How to install LLM on a personal computer

In today's article, SonIT.me will guide you on how to build an LLM system on a personal computer with Olama. Olama is a tool used to manage and run AI models easily on a personal computer, and can be deployed to a physical server.

2. Install Docker

There are many ways to install Ollama on your computer, but the simplest way is to install it on Docker.

How to install Docker

Here, I do not give detailed instructions on how to install Docker, you can refer to the installation instructions here based on the operating system you are using

https://docs.docker.com/desktop/install/mac-install/

3. Install Ollama

After installing Docker, the next thing we need to do is find the Ollama Docker Image on Docker Registry Official.

Go to the Ollama official page on Docker Hub (Click here, find the latest version. At the time of writing, the latest version of Ollama is 0.3.14

How to install Ollama on Docker

Next, use the following command to download the docker image and run it. This command runs if you only use the CPU to process

docker run -d -v ~/ollama:/root/.ollama -p 11434:11434 --name ollama ollama/ollama:0.3.14

If your computer has an external Nvidia GPU graphics card, we run the following command to take advantage of the power of the graphics card.

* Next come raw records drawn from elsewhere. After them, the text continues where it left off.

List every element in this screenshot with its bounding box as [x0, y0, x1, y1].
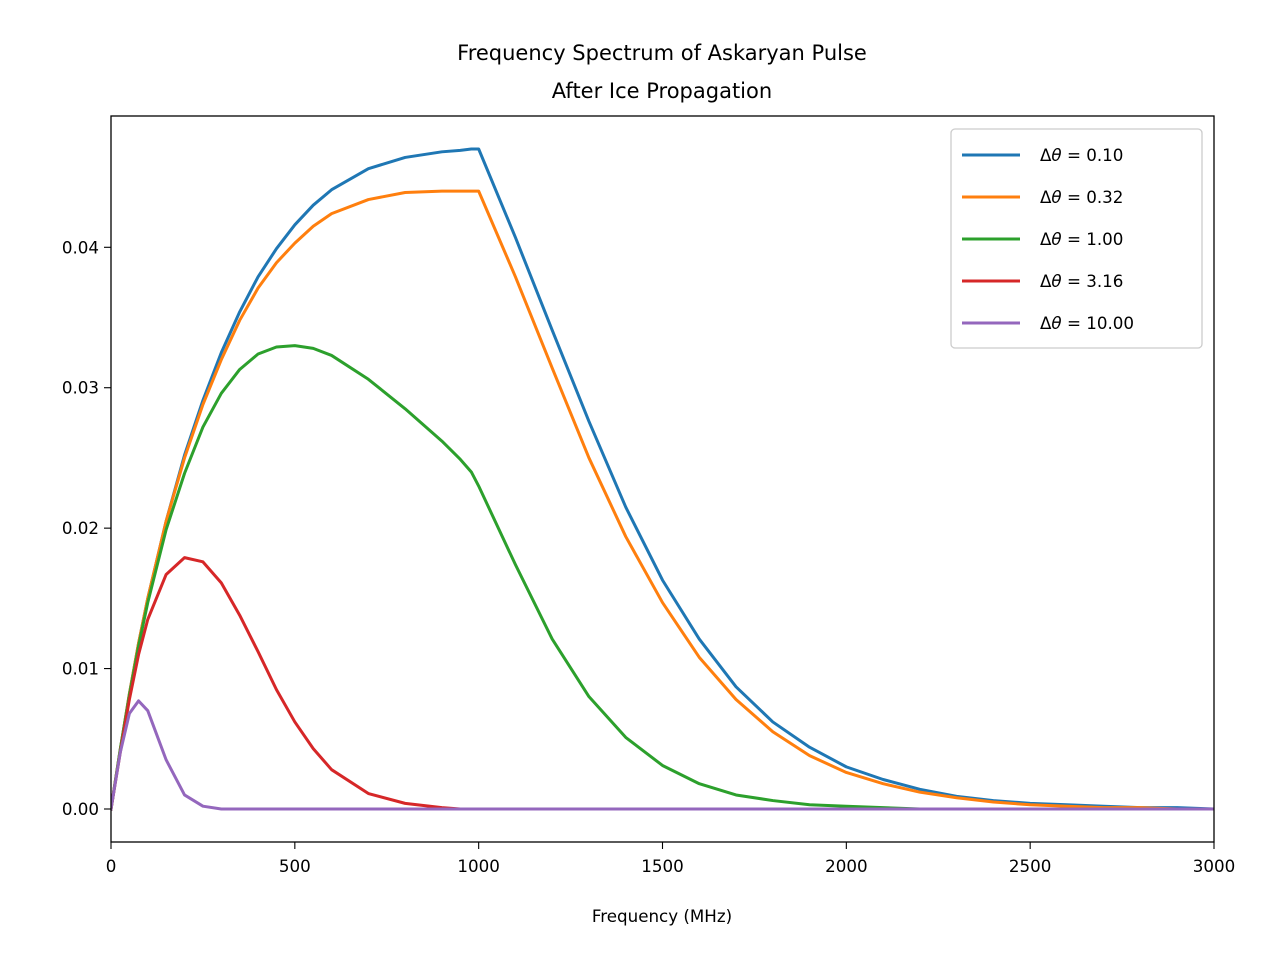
- legend-theta: θ: [1051, 229, 1061, 249]
- y-tick-label: 0.01: [62, 659, 99, 679]
- legend-theta: θ: [1051, 271, 1061, 291]
- series-line-2: [111, 189, 1214, 811]
- legend-label-5: Δθ = 10.00: [1040, 313, 1134, 333]
- legend-delta: Δ: [1040, 313, 1052, 333]
- legend-value: = 0.32: [1062, 187, 1124, 207]
- x-tick-label: 1500: [641, 856, 683, 876]
- y-tick-label: 0.00: [62, 799, 99, 819]
- legend-value: = 10.00: [1062, 313, 1134, 333]
- legend-delta: Δ: [1040, 271, 1052, 291]
- y-tick-label: 0.02: [62, 518, 99, 538]
- legend-delta: Δ: [1040, 187, 1052, 207]
- legend-label-1: Δθ = 0.10: [1040, 145, 1123, 165]
- legend-value: = 1.00: [1062, 229, 1124, 249]
- legend-theta: θ: [1051, 187, 1061, 207]
- y-tick-label: 0.04: [62, 237, 99, 257]
- legend-label-2: Δθ = 0.32: [1040, 187, 1123, 207]
- legend-theta: θ: [1051, 313, 1061, 333]
- x-tick-label: 500: [279, 856, 311, 876]
- chart-title-line-1: Frequency Spectrum of Askaryan Pulse: [457, 41, 867, 65]
- x-tick-label: 1000: [457, 856, 499, 876]
- legend-value: = 0.10: [1062, 145, 1124, 165]
- legend-label-3: Δθ = 1.00: [1040, 229, 1123, 249]
- x-tick-label: 0: [106, 856, 117, 876]
- plot-frame: [110, 115, 1215, 843]
- series-lines: [111, 147, 1214, 811]
- legend-theta: θ: [1051, 145, 1061, 165]
- legend-frame: [950, 128, 1203, 349]
- legend-value: = 3.16: [1062, 271, 1124, 291]
- y-axis-ticks: 0.00 0.01 0.02 0.03 0.04: [62, 237, 111, 819]
- legend-delta: Δ: [1040, 229, 1052, 249]
- series-line-5: [111, 699, 1214, 811]
- x-tick-label: 2500: [1009, 856, 1051, 876]
- x-tick-label: 3000: [1193, 856, 1235, 876]
- legend-delta: Δ: [1040, 145, 1052, 165]
- x-axis-ticks: 0 500 1000 1500 2000 2500 3000: [106, 842, 1235, 876]
- x-tick-label: 2000: [825, 856, 867, 876]
- y-tick-label: 0.03: [62, 378, 99, 398]
- chart-title-line-2: After Ice Propagation: [552, 79, 772, 103]
- legend-label-4: Δθ = 3.16: [1040, 271, 1123, 291]
- x-axis-label: Frequency (MHz): [592, 906, 732, 926]
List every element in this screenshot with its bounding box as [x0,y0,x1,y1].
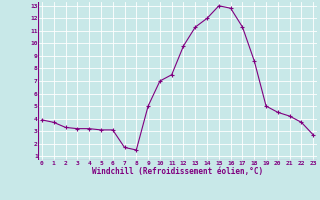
X-axis label: Windchill (Refroidissement éolien,°C): Windchill (Refroidissement éolien,°C) [92,167,263,176]
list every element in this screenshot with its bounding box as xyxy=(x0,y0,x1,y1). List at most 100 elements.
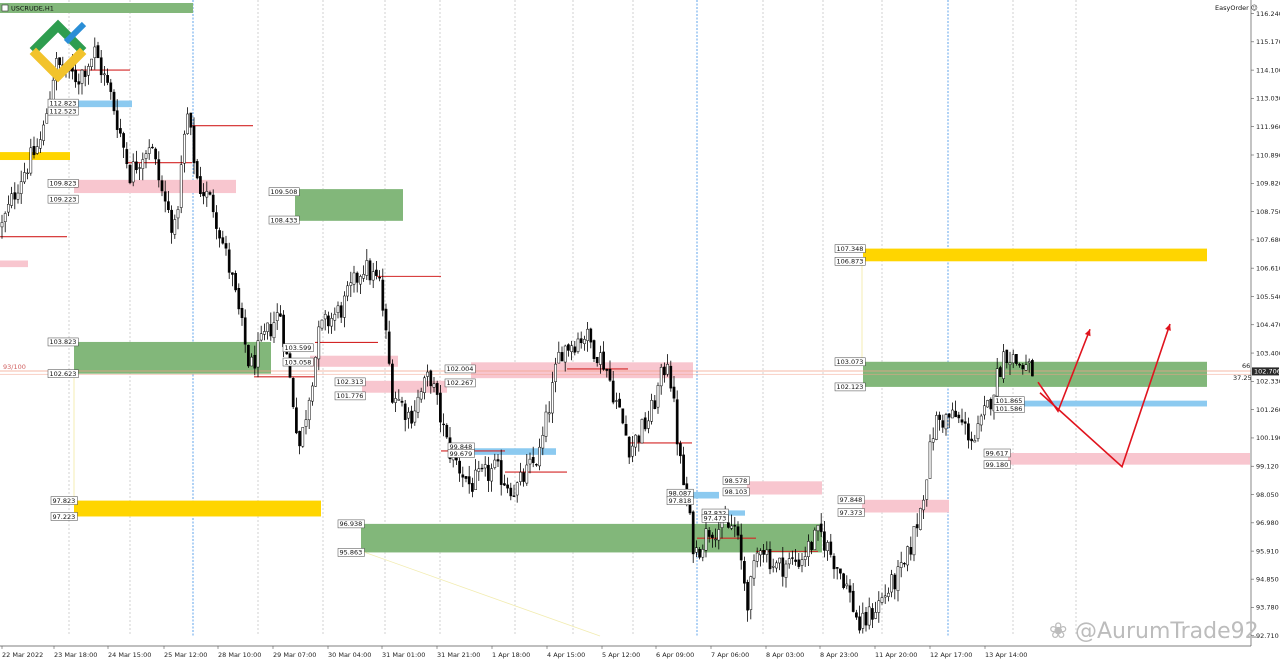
candle-bull xyxy=(659,367,663,387)
candle-bear xyxy=(618,398,621,408)
price-label: 102.267 xyxy=(447,379,474,387)
candle-bull xyxy=(343,295,346,318)
brand-logo xyxy=(29,19,87,83)
price-label: 109.223 xyxy=(50,195,77,203)
candle-bear xyxy=(989,399,993,410)
candle-bear xyxy=(848,585,852,593)
candle-bull xyxy=(912,526,916,556)
candle-bear xyxy=(32,146,36,156)
candle-bear xyxy=(160,180,164,192)
price-label: 106.873 xyxy=(837,258,864,266)
candle-bear xyxy=(531,457,535,463)
candle-bull xyxy=(333,313,337,321)
candle-bear xyxy=(253,354,257,369)
candle-bear xyxy=(1018,363,1021,366)
zone-rect xyxy=(0,152,70,161)
price-label: 97.818 xyxy=(669,497,692,505)
candle-bear xyxy=(231,272,234,275)
y-tick-label: 101.260 xyxy=(1256,406,1280,414)
candle-bull xyxy=(423,377,426,393)
candle-bear xyxy=(429,370,433,387)
candle-bull xyxy=(205,191,209,198)
candle-bear xyxy=(672,386,676,399)
candle-bull xyxy=(483,464,487,469)
price-label-box xyxy=(337,519,365,529)
candle-bull xyxy=(432,383,436,388)
candle-bear xyxy=(711,534,714,538)
candle-bull xyxy=(906,546,909,566)
candle-bull xyxy=(717,529,721,541)
candle-bear xyxy=(445,424,449,438)
price-label: 102.004 xyxy=(447,365,474,373)
price-label-box xyxy=(50,512,78,521)
candle-bear xyxy=(243,317,247,345)
x-tick-label: 6 Apr 09:00 xyxy=(656,651,694,659)
current-price-tag xyxy=(1252,367,1279,376)
candle-bear xyxy=(909,547,913,555)
candle-bear xyxy=(608,368,612,381)
candle-bear xyxy=(999,367,1002,377)
candle-bear xyxy=(781,557,785,577)
candle-bull xyxy=(323,313,327,320)
candle-bull xyxy=(919,508,922,530)
candle-bull xyxy=(877,600,881,613)
candle-bear xyxy=(835,567,839,569)
candle-bear xyxy=(637,435,641,443)
candle-bull xyxy=(922,499,925,511)
price-label-box xyxy=(268,215,300,225)
price-label: 112.823 xyxy=(50,99,77,107)
y-tick-label: 114.100 xyxy=(1256,66,1280,74)
y-tick-label: 111.960 xyxy=(1256,123,1280,131)
y-tick-label: 106.610 xyxy=(1256,264,1280,272)
candle-bear xyxy=(167,201,170,211)
easyorder-label[interactable]: EasyOrder ☺ xyxy=(1215,4,1258,12)
candle-bear xyxy=(439,392,442,423)
candle-bear xyxy=(282,314,285,348)
watermark-handle: @AurumTrade92 xyxy=(1075,619,1259,644)
candle-bull xyxy=(599,352,602,365)
candle-bear xyxy=(851,590,855,612)
candle-bear xyxy=(627,436,631,458)
price-label: 103.599 xyxy=(285,344,312,352)
candle-bear xyxy=(298,430,301,447)
candle-bull xyxy=(714,538,717,541)
candle-bull xyxy=(730,525,733,529)
candle-bear xyxy=(643,417,647,430)
candle-bear xyxy=(691,511,695,555)
candle-bull xyxy=(362,274,365,279)
candle-bear xyxy=(125,149,129,165)
forecast-arrowhead xyxy=(1084,329,1091,337)
zone-rect xyxy=(74,179,236,194)
candle-bear xyxy=(621,408,625,424)
y-tick-label: 94.850 xyxy=(1256,575,1279,583)
candlesticks xyxy=(0,37,1034,634)
candle-bear xyxy=(247,344,250,367)
candle-bull xyxy=(784,563,788,578)
candle-bear xyxy=(915,524,919,529)
candle-bull xyxy=(394,398,397,403)
candle-bull xyxy=(666,364,669,375)
candle-bear xyxy=(864,611,868,626)
candle-bear xyxy=(871,608,874,620)
candle-bull xyxy=(701,549,705,558)
candle-bull xyxy=(317,326,321,360)
candle-bull xyxy=(320,319,324,329)
candle-bull xyxy=(311,385,314,402)
candle-bull xyxy=(816,524,820,532)
candle-bull xyxy=(983,405,986,416)
x-tick-label: 31 Mar 21:00 xyxy=(437,651,480,659)
candle-bull xyxy=(800,559,804,566)
candle-bear xyxy=(602,351,605,370)
symbol-label: USCRUDE,H1 xyxy=(11,5,54,13)
candle-bear xyxy=(855,612,858,618)
candle-bear xyxy=(435,383,439,395)
x-tick-label: 23 Mar 18:00 xyxy=(54,651,97,659)
price-label-box xyxy=(834,257,866,266)
price-label-box xyxy=(834,382,866,392)
x-tick-label: 4 Apr 15:00 xyxy=(547,651,585,659)
price-label: 97.832 xyxy=(704,509,727,517)
price-label-box xyxy=(722,476,750,485)
price-label-box xyxy=(666,496,694,505)
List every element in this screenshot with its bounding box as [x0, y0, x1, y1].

docker run -d --gpus=all -v ~/ollama:/root/.ollama -p 11434:11434 --name ollama ollama/ollama:0.3.14
warning
  • You need to mount the /root/.ollama folder and outside, because the models will be downloaded and saved in that folder. If you do not mount this folder, then every time you run the docker run command, you have to download the model again. This is quite time-consuming because the capacity of the LLM model is very large, it can be from a few GB to a few dozen GB
  • Port 11434 is the port for the application to communicate with Ollame via Rest API

4. Install the model on Ollama

Ollama is essentially a support tool to run the LLM model. After completing the installation in the above step, we still cannot use it as a normal chat bot, but need to install additional models on Ollama.

First, go to the Ollama library page (https://ollama.com/library) to find a model that is suitable for your computer.

How to install Ollama on Docker

Click on the appropriate model, you will see the installation instructions of any model along with its version. As shown below, I choose the llama3.2 model, you will see the way to install this model is ollama run llama3.2

How to install Ollama on Docker

To install the model, we need to access the docker container to run, then run the command as above:

docker exec -it ollama /bin/sh
ollama run llama3.2

After installation is complete, you will see the terminal screen displayed as follows

# ollama run llama3.2
>>> Send a message (/? for help)

Now, try asking a question and see how your BOT will answer?

How to install Ollama on Docker

OK, so the installation is successful. In the next articles, I will guide you to build systems and applications around Ollama.